What would actually move this forward is a topical CRTH2 antagonist with a clean scalp selectivity profile, something that doesn't reach systemic concentrations high enough to affect eosinophil function. The skin permeation and formulation science for scalp-targeting topicals has improved significantly since 2012. Histogen (now merged with Allergan) had a topical PGD2 pathway compound in preclinical development as recently as 2023. Several biotech startups in the UK and Israel are working on GPR44-targeted topicals that have shown follicle-level activity in organoid models.
The frustrating truth is that the PGD2/CRTH2 mechanism is probably a real driver of hair loss in at least a subset of patients. The pathway is biologically validated. The compounds exist. The problem is commercial: hair loss is a large market but it's served by cheap generics (minoxidil, finasteride), and the appetite for funding clinical development of a novel topical against a pathway that big pharma already tried and moved away from is limited. This is where the venture capital allocation in hair biotech has genuinely mismatched the biological opportunity.
By 2030, I expect at least one targeted CRTH2 antagonist to be in Phase 2 trials for androgenetic alopecia.
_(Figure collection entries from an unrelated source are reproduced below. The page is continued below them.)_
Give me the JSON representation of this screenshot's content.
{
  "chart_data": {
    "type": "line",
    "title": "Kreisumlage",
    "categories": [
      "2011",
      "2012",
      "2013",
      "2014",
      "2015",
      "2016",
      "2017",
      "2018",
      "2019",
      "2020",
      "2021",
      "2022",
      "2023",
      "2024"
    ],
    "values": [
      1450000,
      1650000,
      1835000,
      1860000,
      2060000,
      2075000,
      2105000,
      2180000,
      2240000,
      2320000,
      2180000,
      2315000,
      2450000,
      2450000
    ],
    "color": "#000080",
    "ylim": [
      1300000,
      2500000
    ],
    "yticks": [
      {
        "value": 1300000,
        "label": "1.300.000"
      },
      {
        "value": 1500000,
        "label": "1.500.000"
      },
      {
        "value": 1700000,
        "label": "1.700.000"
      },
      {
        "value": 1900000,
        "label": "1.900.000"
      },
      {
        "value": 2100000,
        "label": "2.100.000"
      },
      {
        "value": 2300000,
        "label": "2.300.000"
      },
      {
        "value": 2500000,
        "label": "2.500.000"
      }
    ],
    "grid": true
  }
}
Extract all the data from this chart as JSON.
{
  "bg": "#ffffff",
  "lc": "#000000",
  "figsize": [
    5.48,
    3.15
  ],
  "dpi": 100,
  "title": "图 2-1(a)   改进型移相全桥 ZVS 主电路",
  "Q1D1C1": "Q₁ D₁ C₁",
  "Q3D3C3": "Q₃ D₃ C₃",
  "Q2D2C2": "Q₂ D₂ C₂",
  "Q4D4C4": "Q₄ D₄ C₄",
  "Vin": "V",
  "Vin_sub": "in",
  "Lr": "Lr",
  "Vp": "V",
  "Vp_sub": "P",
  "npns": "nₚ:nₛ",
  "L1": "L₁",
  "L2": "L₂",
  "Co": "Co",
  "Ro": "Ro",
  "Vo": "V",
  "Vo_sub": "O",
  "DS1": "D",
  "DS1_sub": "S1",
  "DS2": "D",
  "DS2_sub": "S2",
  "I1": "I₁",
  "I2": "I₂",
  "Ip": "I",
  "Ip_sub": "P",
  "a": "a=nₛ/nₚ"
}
Whether it reaches approval before the decade ends is a question of funding as much as science.





Discussion (2)
James_NW3
19 days ago
Fourteen years. I remember reading about PGD2 in 2013 thinking this would be approved by now. The gap between discovery and drug is genuinely demoralising.
Rachel K.
19 days ago
The VC funding point is real. Female-pattern hair loss doesn't fit the androgenetic model cleanly either, investors just aren't interested in the patient populations that fall outside the standard narrative.